Gamba is a strange place- if it weren’t for Shell Oil, the town wouldn’t exist. Most of the people here rely on Shell either directly or indirectly to make a living. The town is kind of spread out on a grassy plain and it’s divided into different sections. As I flew in I could see the golf course in the Shell compound, and I hear it’s very nice there. The business section of the town is spread along one section of road with small shops and restaurants in low buildings. The people are all very nice, but it is not an especially picturesque place.

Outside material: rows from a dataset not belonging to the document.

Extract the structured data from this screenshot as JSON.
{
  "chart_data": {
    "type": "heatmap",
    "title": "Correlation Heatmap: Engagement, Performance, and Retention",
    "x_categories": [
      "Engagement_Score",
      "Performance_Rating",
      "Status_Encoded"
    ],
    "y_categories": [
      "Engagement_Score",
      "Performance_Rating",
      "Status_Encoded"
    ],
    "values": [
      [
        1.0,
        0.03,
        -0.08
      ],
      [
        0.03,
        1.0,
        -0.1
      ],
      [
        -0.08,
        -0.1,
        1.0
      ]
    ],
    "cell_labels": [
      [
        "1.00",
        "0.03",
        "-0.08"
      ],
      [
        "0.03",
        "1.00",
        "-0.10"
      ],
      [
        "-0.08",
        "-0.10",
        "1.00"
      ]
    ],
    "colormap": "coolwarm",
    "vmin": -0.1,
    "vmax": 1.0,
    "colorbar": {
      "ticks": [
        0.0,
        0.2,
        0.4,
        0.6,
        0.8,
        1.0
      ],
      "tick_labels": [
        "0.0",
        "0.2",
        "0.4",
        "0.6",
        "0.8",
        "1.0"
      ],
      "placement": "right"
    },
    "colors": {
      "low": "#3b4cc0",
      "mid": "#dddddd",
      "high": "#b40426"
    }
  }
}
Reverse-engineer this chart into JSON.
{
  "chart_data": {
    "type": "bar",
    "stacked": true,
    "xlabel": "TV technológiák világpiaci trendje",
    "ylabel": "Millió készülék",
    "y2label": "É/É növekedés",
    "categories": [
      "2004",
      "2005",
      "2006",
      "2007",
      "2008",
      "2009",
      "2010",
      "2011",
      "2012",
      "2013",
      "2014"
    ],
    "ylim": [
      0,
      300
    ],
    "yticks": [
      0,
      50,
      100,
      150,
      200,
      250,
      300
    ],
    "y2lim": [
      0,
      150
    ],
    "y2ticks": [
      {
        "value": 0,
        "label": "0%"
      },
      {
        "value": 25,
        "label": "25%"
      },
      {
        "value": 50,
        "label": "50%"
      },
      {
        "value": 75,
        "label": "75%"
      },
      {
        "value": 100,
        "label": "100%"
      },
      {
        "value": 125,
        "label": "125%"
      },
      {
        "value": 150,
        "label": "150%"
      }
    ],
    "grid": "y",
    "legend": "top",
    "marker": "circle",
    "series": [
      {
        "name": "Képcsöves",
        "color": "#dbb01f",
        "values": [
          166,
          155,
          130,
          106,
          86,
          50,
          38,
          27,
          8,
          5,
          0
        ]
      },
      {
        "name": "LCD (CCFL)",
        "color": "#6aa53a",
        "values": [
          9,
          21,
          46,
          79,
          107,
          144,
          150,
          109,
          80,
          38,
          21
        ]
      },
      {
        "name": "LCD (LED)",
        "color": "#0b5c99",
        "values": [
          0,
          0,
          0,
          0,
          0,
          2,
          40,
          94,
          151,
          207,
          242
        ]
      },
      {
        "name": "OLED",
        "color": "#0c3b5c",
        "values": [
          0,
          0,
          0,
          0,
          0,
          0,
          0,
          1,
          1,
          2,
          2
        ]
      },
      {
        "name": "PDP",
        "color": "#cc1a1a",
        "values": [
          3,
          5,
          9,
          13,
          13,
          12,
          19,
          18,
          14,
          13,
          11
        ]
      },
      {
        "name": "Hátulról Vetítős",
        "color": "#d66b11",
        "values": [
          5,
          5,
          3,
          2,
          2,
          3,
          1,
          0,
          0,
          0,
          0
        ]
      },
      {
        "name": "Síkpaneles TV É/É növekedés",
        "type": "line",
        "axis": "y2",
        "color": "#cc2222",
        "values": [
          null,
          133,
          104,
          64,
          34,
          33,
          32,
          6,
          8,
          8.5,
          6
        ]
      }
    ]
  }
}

I am the guest of WWF and am staying in their Cas de Passage near their office. Bas Verhage of WWF has shown me several good restaurants here, including a Senegalese place that serves salad. Fresh fruit and salad are very hard to come by in Gamba.
My first day here I met folks at the WWF office and made a plan to travel overnight up the Rembo Bongo (river on the SE side of the lagoon) because it is a well-known manatee sighting area. Logistics planning involves buying fuel and food, organizing a boat and driver. Sometimes this can be very slow in Gabon, but on Wednesday it went very smoothly thanks to Bas. In the afternoon I met with Olivier and Annabelle, who run the Smithsonian Institution’s lab here. They drove me over to their lab, which was spectacular. They are inventorying all the fauna for this area (includes southern Loango / N’gowe Lagoon where I was last year, as well as N’dogo Lagoon and nearby Moukalaba-Doudou National Park) and will soon expand their work to the rest of the national parks in Gabon. They have cataloged an astounding number of arthropods, birds, etc. and have produced several books (one for scientists, plus a gorgeous coffee table book). They have a nice display area for schools and tourists. It was a neat place to see.
Entrance to town
some of the Smithsonian specimens… I was dismayed to hear that the 2 biggest scorpions, which are the size of my feet, are common here! Definitely will try not to leave tents at night!
Common local lizard- I’ll find out the proper name. Some also have blue on them.
Ok, time to sign off for the evening. I’ll write about my camping trip up the Rembo Bongo tomorrow!